Rwanda : les retrouvailles d’un fils avec son père après 22 ans de séparation
Raymond Ngendahimana avait 4 ans quand il a été séparé de sa famille en 1994, pendant le génocide rwandais. Le 26 août dernier, après 22 années passées à se demander s'il reverrait les siens un jour, il a retrouvé son père avec l'aide du CICR. Pour lui et sa famille, c'est une nouvelle vie qui commence.
Le jeune homme n'a pu retenir ses larmes de joie au moment des retrouvailles. « J'étais sûr que je ne reverrais jamais les membres de ma famille, qu'ils avaient tous été tués. Je n'arrive pas à croire qu'ils ont tous survécu ! », s'est-il exclamé.
Le visage inondé de larmes, son père, Jean Biziyaremye, aujourd'hui âgé de 60 ans, l'a serré dans ses bras. « C'est incroyable ! Je n'ai jamais oublié ton visage. Je rêvais de toi, et maintenant tu es là, devant moi ! Merci mon Dieu ! », s'est-il écrié, tout à sa joie d'avoir retrouvé son fils après 22 ans de séparation.
Raymond a bénéficié d'un programme de rétablissement des liens familiaux (RLF) mis en œuvre par le CICR pour aider les membres de familles dispersées à rétablir le contact. La plupart des bénéficiaires sont des enfants non accompagnés qui ont été séparés de leur famille par un conflit armé. Le CICR a mis plus de 12 ans à retrouver la famille de Raymond en raison d'une confusion quant à son lieu de naissance, qui a compliqué les recherches. Tout a changé en juin 2016, lorsque Raymond a demandé au CICR de faire une dernière tentative. Une annonce a été diffusée à la radio et, une semaine plus tard, le CICR recevait une lettre d'un certain Jean Biziyaremye qui affirmait être le père de Raymond. Le CICR l'a fait venir pour qu'il identifie son fils parmi un groupe de cinq jeunes hommes, et M. Biziyaremye a immédiatement reconnu Raymond.
Survivre à tout prix
En 1994, Raymond a fui le Rwanda pour échapper au génocide, perdant tout contact avec sa famille. Il s'est retrouvé seul dans un camp de réfugiés en République démocratique du Congo, près de la frontière avec l'Angola, où il s'est débrouillé pour survivre en exécutant des travaux domestiques. « Vous n'avez aucune idée de l'enfer que j'ai vécu là-bas. Je n'avais que 4 ans. C'était vraiment très dur. »

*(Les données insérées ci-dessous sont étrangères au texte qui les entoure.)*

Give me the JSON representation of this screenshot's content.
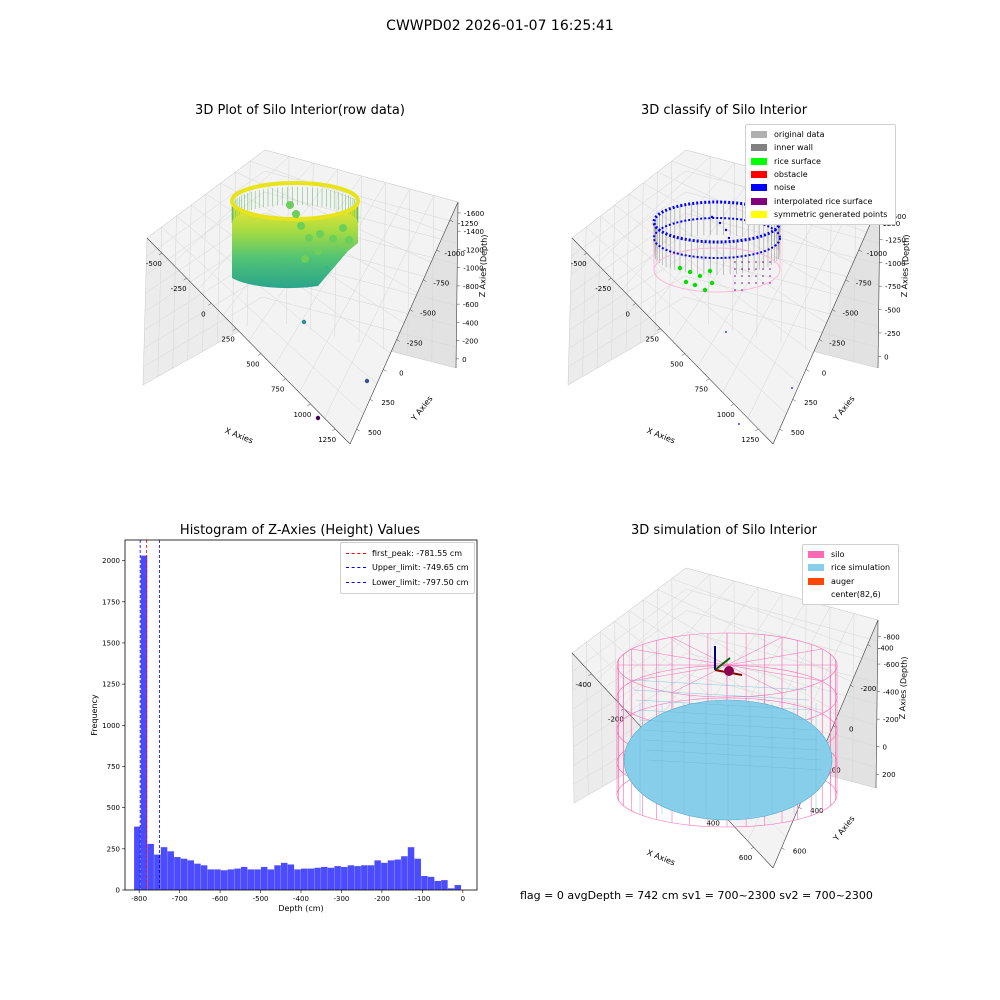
{
  "figure": {
    "suptitle": "CWWPD02 2026-01-07 16:25:41",
    "status_line": "flag = 0     avgDepth = 742 cm  sv1 = 700~2300  sv2 = 700~2300"
  },
  "panels": {
    "raw": {
      "title": "3D Plot of Silo Interior(row data)",
      "xlabel": "X Axies",
      "ylabel": "Y Axies",
      "zlabel": "Z Axies (Depth)",
      "x_ticks": [
        "-500",
        "-250",
        "0",
        "250",
        "500",
        "750",
        "1000",
        "1250"
      ],
      "y_ticks": [
        "500",
        "250",
        "0",
        "-250",
        "-500",
        "-750",
        "-1000",
        "-1250"
      ],
      "z_ticks": [
        "0",
        "-200",
        "-400",
        "-600",
        "-800",
        "-1000",
        "-1200",
        "-1400",
        "-1600"
      ]
    },
    "classify": {
      "title": "3D classify of Silo Interior",
      "xlabel": "X Axies",
      "ylabel": "Y Axies",
      "zlabel": "Z Axies (Depth)",
      "x_ticks": [
        "-500",
        "-250",
        "0",
        "250",
        "500",
        "750",
        "1000",
        "1250"
      ],
      "y_ticks": [
        "500",
        "250",
        "0",
        "-250",
        "-500",
        "-750",
        "-1000",
        "-1250"
      ],
      "z_ticks": [
        "0",
        "-250",
        "-500",
        "-750",
        "-1000",
        "-1250",
        "-1500"
      ],
      "legend": [
        {
          "label": "original data",
          "color": "#b0b0b0"
        },
        {
          "label": "inner wall",
          "color": "#808080"
        },
        {
          "label": "rice surface",
          "color": "#00ff00"
        },
        {
          "label": "obstacle",
          "color": "#ff0000"
        },
        {
          "label": "noise",
          "color": "#0000ff"
        },
        {
          "label": "interpolated rice surface",
          "color": "#800080"
        },
        {
          "label": "symmetric generated points",
          "color": "#ffff00"
        }
      ]
    },
    "histogram": {
      "title": "Histogram of Z-Axies (Height) Values",
      "xlabel": "Depth (cm)",
      "ylabel": "Frequency",
      "legend": [
        {
          "label": "first_peak: -781.55 cm",
          "color": "#ff0000"
        },
        {
          "label": "Upper_limit: -749.65 cm",
          "color": "#0000ff"
        },
        {
          "label": "Lower_limit: -797.50 cm",
          "color": "#0000ff"
        }
      ]
    },
    "simulation": {
      "title": "3D simulation of Silo Interior",
      "xlabel": "X Axies",
      "ylabel": "Y Axies",
      "zlabel": "Z Axies (Depth)",
      "x_ticks": [
        "-400",
        "-200",
        "0",
        "200",
        "400",
        "600"
      ],
      "y_ticks": [
        "600",
        "400",
        "200",
        "0",
        "-200",
        "-400"
      ],
      "z_ticks": [
        "200",
        "0",
        "-200",
        "-400",
        "-600",
        "-800"
      ],
      "legend": [
        {
          "label": "silo",
          "color": "#ff69b4"
        },
        {
          "label": "rice simulation",
          "color": "#87ceeb"
        },
        {
          "label": "auger",
          "color": "#ff4500"
        },
        {
          "label": "center(82,6)",
          "color": ""
        }
      ]
    }
  },
  "chart_data": [
    {
      "type": "bar",
      "title": "Histogram of Z-Axies (Height) Values",
      "xlabel": "Depth (cm)",
      "ylabel": "Frequency",
      "xlim": [
        -835,
        35
      ],
      "ylim": [
        0,
        2125
      ],
      "x_ticks": [
        -800,
        -700,
        -600,
        -500,
        -400,
        -300,
        -200,
        -100,
        0
      ],
      "y_ticks": [
        0,
        250,
        500,
        750,
        1000,
        1250,
        1500,
        1750,
        2000
      ],
      "bar_color": "#0000ff",
      "bin_left_edges": [
        -812.5,
        -796,
        -779.5,
        -763,
        -746.5,
        -730,
        -713.5,
        -697,
        -680.5,
        -664,
        -647.5,
        -631,
        -614.5,
        -598,
        -581.5,
        -565,
        -548.5,
        -532,
        -515.5,
        -499,
        -482.5,
        -466,
        -449.5,
        -433,
        -416.5,
        -400,
        -383.5,
        -367,
        -350.5,
        -334,
        -317.5,
        -301,
        -284.5,
        -268,
        -251.5,
        -235,
        -218.5,
        -202,
        -185.5,
        -169,
        -152.5,
        -136,
        -119.5,
        -103,
        -86.5,
        -70,
        -53.5,
        -37,
        -20.5,
        -4
      ],
      "bin_width": 16.5,
      "values": [
        385,
        2030,
        280,
        215,
        260,
        235,
        200,
        190,
        180,
        160,
        150,
        125,
        125,
        120,
        125,
        130,
        140,
        125,
        125,
        140,
        125,
        150,
        165,
        155,
        125,
        130,
        130,
        135,
        140,
        135,
        145,
        140,
        150,
        145,
        150,
        150,
        180,
        165,
        180,
        185,
        205,
        260,
        190,
        85,
        80,
        55,
        60,
        10,
        30,
        0
      ],
      "vlines": [
        {
          "label": "first_peak: -781.55 cm",
          "x": -781.55,
          "color": "#ff0000"
        },
        {
          "label": "Upper_limit: -749.65 cm",
          "x": -749.65,
          "color": "#0000ff"
        },
        {
          "label": "Lower_limit: -797.50 cm",
          "x": -797.5,
          "color": "#0000ff"
        }
      ]
    }
  ]
}
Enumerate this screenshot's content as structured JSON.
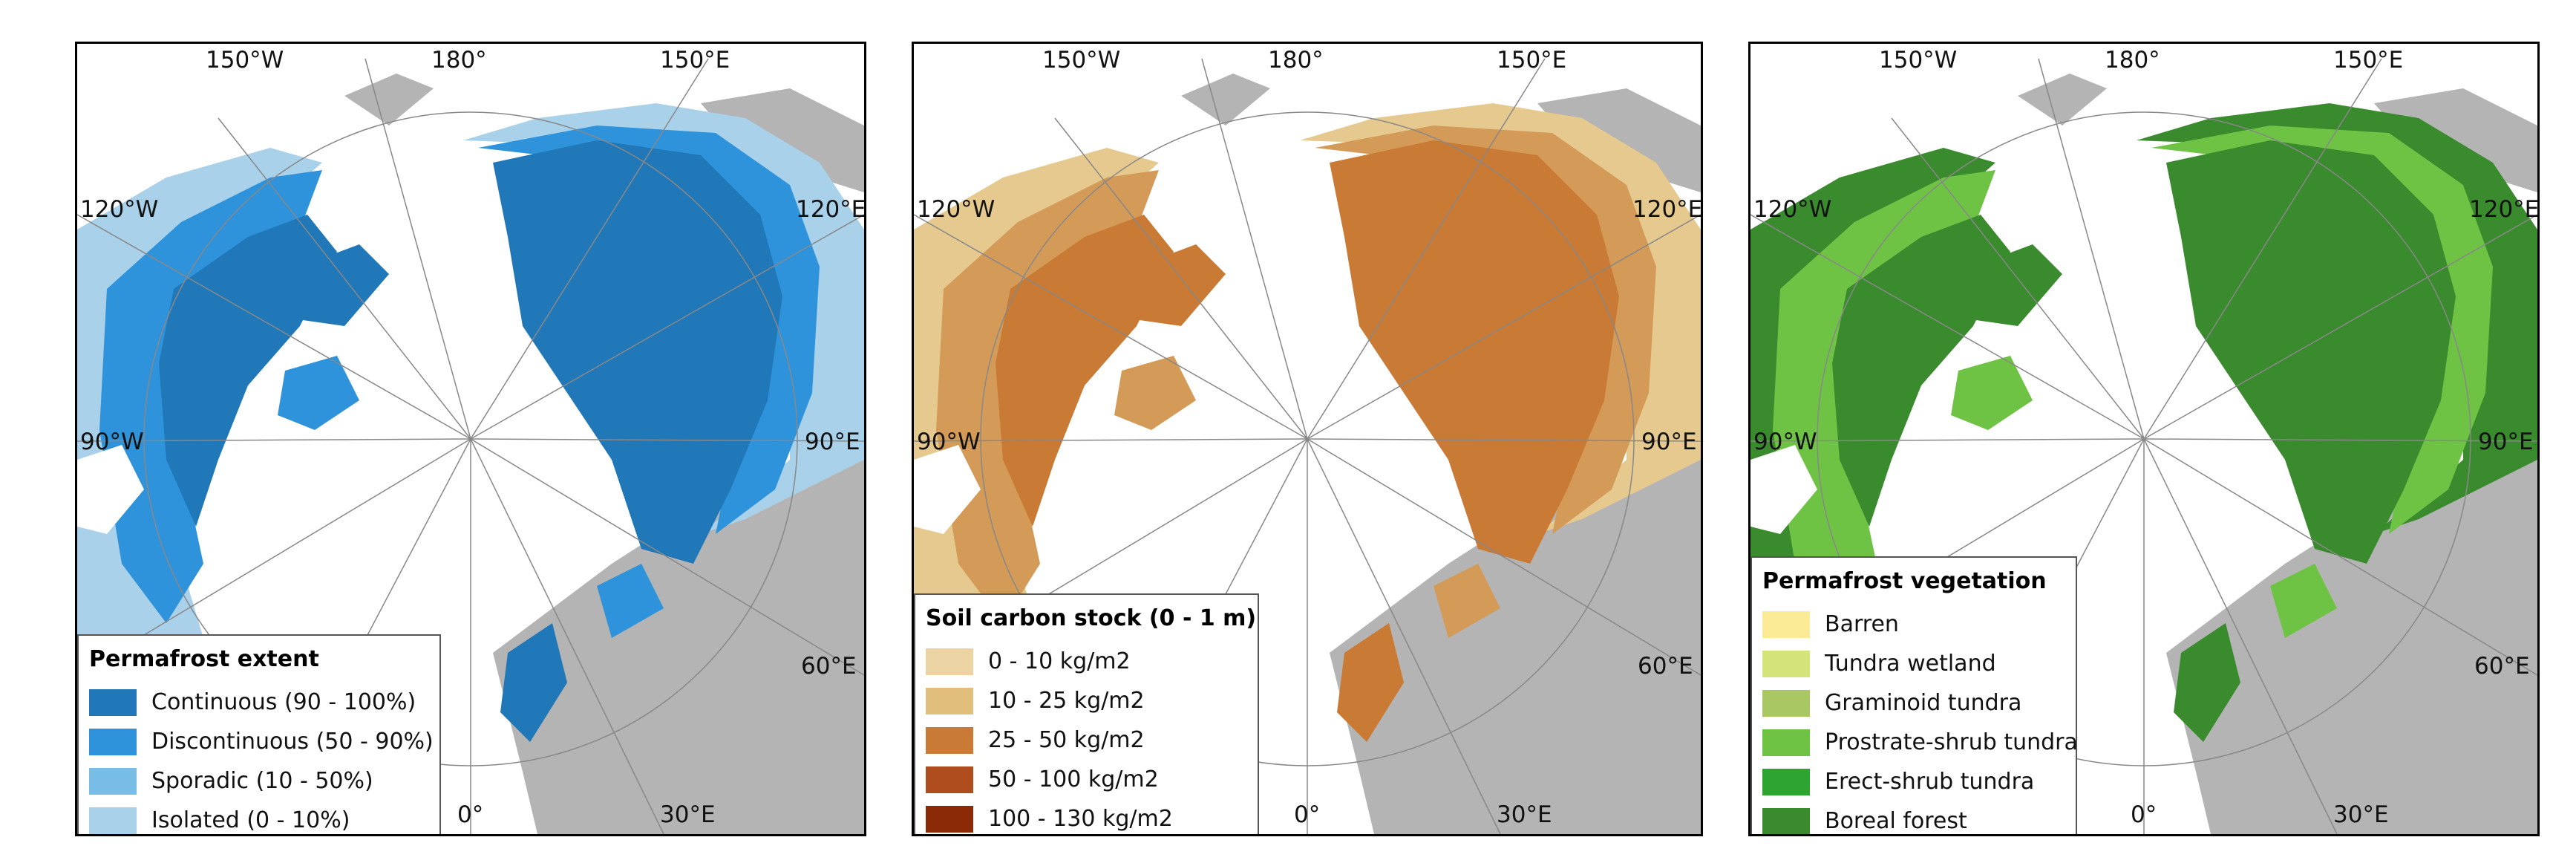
{
  "graticule_labels": {
    "w150": "150°W",
    "t180": "180°",
    "e150": "150°E",
    "w120": "120°W",
    "e120": "120°E",
    "w90": "90°W",
    "e90": "90°E",
    "e60": "60°E",
    "b0": "0°",
    "e30": "30°E"
  },
  "panels": [
    {
      "legend": {
        "title": "Permafrost extent",
        "items": [
          {
            "label": "Continuous (90 - 100%)",
            "color": "#2078b8"
          },
          {
            "label": "Discontinuous (50 - 90%)",
            "color": "#2e93db"
          },
          {
            "label": "Sporadic (10 - 50%)",
            "color": "#78bde6"
          },
          {
            "label": "Isolated (0 - 10%)",
            "color": "#a9d1ea"
          }
        ]
      },
      "land_color": "#a9d1ea",
      "inner_color": "#2078b8",
      "mid_color": "#2e93db"
    },
    {
      "legend": {
        "title": "Soil carbon stock (0 - 1 m)",
        "items": [
          {
            "label": "0 - 10 kg/m2",
            "color": "#ebd3a3"
          },
          {
            "label": "10 - 25 kg/m2",
            "color": "#e2be7c"
          },
          {
            "label": "25 - 50 kg/m2",
            "color": "#c97a34"
          },
          {
            "label": "50 - 100 kg/m2",
            "color": "#b04d1f"
          },
          {
            "label": "100 - 130 kg/m2",
            "color": "#8a2a06"
          }
        ]
      },
      "land_color": "#e6c98e",
      "inner_color": "#c97a34",
      "mid_color": "#d49a58"
    },
    {
      "legend": {
        "title": "Permafrost vegetation",
        "items": [
          {
            "label": "Barren",
            "color": "#fbeb96"
          },
          {
            "label": "Tundra wetland",
            "color": "#d4e47a"
          },
          {
            "label": "Graminoid tundra",
            "color": "#a9c864"
          },
          {
            "label": "Prostrate-shrub tundra",
            "color": "#6ec344"
          },
          {
            "label": "Erect-shrub tundra",
            "color": "#2fa531"
          },
          {
            "label": "Boreal forest",
            "color": "#3a8a2e"
          }
        ]
      },
      "land_color": "#3a8a2e",
      "inner_color": "#3a8a2e",
      "mid_color": "#6ec344"
    }
  ]
}
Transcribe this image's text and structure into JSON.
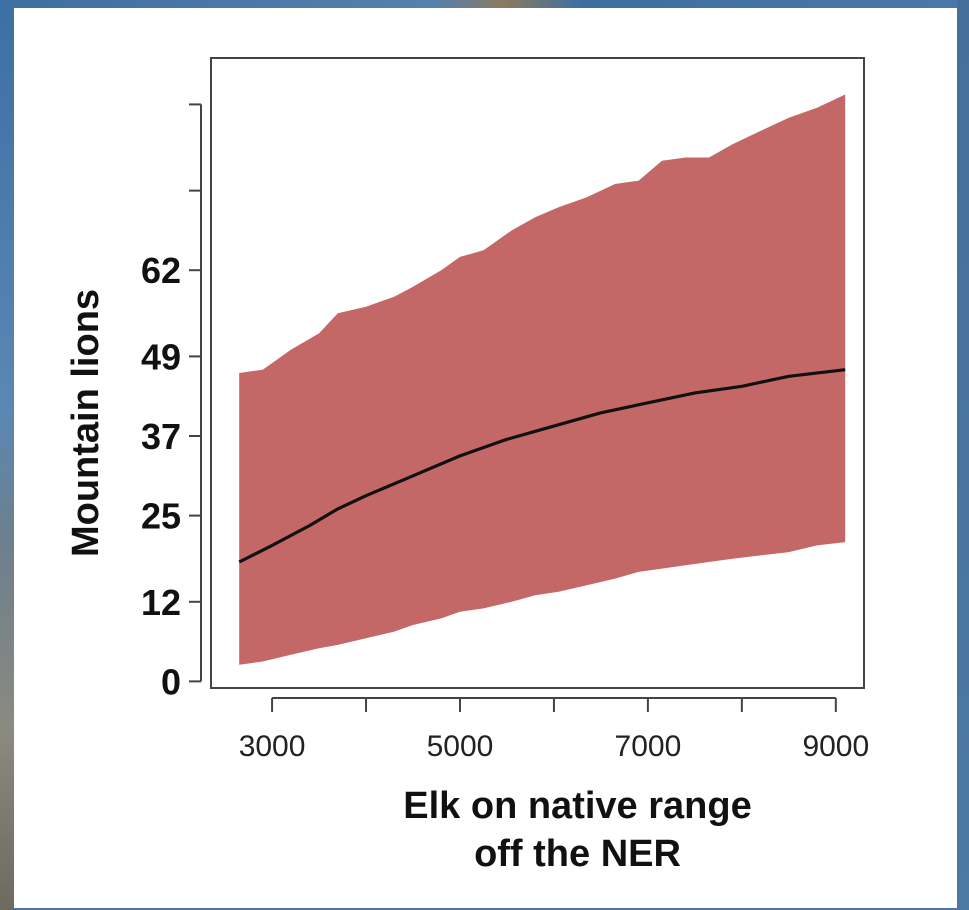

Raymond ne savait rien de ses origines. Quand le CICR l'a rapatrié au Rwanda après l'avoir pris en charge au Congo, il a d'abord été placé dans un orphelinat puis dans une famille d'accueil, mais les conditions y sont devenues trop dures. Il a donc choisi de s'enfuir et de tenter sa chance dans la rue, où il a vécu pendant 5 ans. Il n'avait qu'un seul but : survivre pour honorer le souvenir de sa famille, dont il pensait être le seul survivant. En 2010, il a décidé de chercher du travail. La journée, il est chef d'équipe dans une société de nettoyage à Kigali, et la nuit, vigile dans un centre de soins de santé.
Le début d'une nouvelle vie
« Maintenant que j'ai retrouvé ma famille, j'ai de nouveau foi en l'avenir, a-t-il expliqué. Si j'ai besoin d'un conseil, j'aurai désormais quelqu'un vers qui me tourner. C'est une nouvelle vie qui commence. Avec mon père à mes côtés. » Raymond sait désormais qu'il est originaire de Nyamata, dans le district de Bugesera (province de l'Est).
Au Rwanda, le CICR continue d'aider des personnes séparées de leur famille à retrouver les leurs, en coopération avec la Croix-Rouge rwandaise. En mai 2016, nos équipes étaient encore à la recherche des proches de plus de 150 enfants rwandais non accompagnés et d'une centaine d'adultes. Le CICR aide aussi les réfugiés burundais et congolais présents au Rwanda à garder le contact avec les membres de leur famille qui sont à l'étranger, ou à les retrouver s'ils n'ont plus de nouvelles d'eux.